The youngest, Teddi, 19 months, will survive, while her little sister Nala, three years old, will not. The story of two girls being treated for metachromatic leukodystrophy, a serious progressive neurodegenerative genetic disease, is moving in the United Kingdom: the younger of the two was treated with gene therapy using one of the most expensive drugs ever administered by the British national health system, while the eldest has a worse diagnosis.
The disease has in fact already pervaded her nervous system and main organs. Upon the discovery, “our world was destroyed,” said the girls’ mother. “To hear that there were no therapies available for Nala – she explained – that our daughter would continue to lose all function and she would die as a child broke our hearts”.
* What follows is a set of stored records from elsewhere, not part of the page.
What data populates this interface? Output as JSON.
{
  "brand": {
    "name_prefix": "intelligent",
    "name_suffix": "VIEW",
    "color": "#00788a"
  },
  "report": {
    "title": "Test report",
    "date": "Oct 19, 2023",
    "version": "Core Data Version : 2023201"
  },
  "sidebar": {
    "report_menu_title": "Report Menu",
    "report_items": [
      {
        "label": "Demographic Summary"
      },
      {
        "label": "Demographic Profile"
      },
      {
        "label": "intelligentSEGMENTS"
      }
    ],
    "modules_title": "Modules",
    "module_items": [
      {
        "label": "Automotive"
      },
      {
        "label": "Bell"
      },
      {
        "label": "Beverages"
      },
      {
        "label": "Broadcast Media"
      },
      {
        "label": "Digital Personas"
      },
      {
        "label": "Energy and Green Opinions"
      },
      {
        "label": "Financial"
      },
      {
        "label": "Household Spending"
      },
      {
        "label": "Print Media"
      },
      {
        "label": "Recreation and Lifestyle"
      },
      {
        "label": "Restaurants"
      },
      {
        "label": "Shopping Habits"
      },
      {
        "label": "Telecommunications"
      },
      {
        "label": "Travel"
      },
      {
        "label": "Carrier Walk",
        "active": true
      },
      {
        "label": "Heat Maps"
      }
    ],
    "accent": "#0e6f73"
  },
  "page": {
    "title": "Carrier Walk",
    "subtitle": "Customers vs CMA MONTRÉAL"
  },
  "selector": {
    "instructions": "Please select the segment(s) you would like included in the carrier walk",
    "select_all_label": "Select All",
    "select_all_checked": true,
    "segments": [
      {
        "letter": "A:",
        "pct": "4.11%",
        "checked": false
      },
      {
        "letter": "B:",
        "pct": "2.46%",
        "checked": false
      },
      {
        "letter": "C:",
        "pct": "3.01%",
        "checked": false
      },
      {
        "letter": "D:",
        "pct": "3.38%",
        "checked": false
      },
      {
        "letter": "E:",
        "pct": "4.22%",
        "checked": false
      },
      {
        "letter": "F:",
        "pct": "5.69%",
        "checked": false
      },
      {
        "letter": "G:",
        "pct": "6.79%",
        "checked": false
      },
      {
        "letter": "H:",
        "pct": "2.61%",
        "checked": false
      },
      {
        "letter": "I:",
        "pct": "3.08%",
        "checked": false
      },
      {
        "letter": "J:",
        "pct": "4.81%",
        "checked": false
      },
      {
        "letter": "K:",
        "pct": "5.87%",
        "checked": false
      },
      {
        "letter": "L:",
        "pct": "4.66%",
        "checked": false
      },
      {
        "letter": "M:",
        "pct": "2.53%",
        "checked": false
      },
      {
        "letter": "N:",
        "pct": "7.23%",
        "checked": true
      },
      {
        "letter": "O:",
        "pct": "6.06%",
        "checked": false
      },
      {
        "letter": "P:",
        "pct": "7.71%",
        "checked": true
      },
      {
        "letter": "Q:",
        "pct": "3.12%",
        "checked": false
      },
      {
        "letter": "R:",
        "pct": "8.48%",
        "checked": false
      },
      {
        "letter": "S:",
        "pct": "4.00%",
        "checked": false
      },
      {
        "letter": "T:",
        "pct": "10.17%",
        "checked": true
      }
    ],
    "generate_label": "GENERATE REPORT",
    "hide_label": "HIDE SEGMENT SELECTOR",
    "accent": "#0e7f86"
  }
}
The parents remain clinging to hope for Teddi: “Because of her age and her condition she could have been treated. We are deeply grateful that this therapy is available today through public health and that there is an opportunity for Teddi to live a long and normal life.”
Until last Christmas, Nala was fine: “She was a lively, very talkative, active child,” recalls dad Jake. She then had trouble speaking, and lost her balance. Teddy, on the other hand, was diagnosed after her sister.
He began treatment in June 2022, with several surgeries to correct the genetic code with stem cell therapy, followed by the administration of Libmeldy, a single infusion costing £2.8m.
“We hope that one day – conclude the Shaws – there will be a therapy for all stages of metachromatic leukodystrophy, and that this disease will be added to the exploratory tests that are done to newborns to prevent other families from having to suffer as we are suffering”.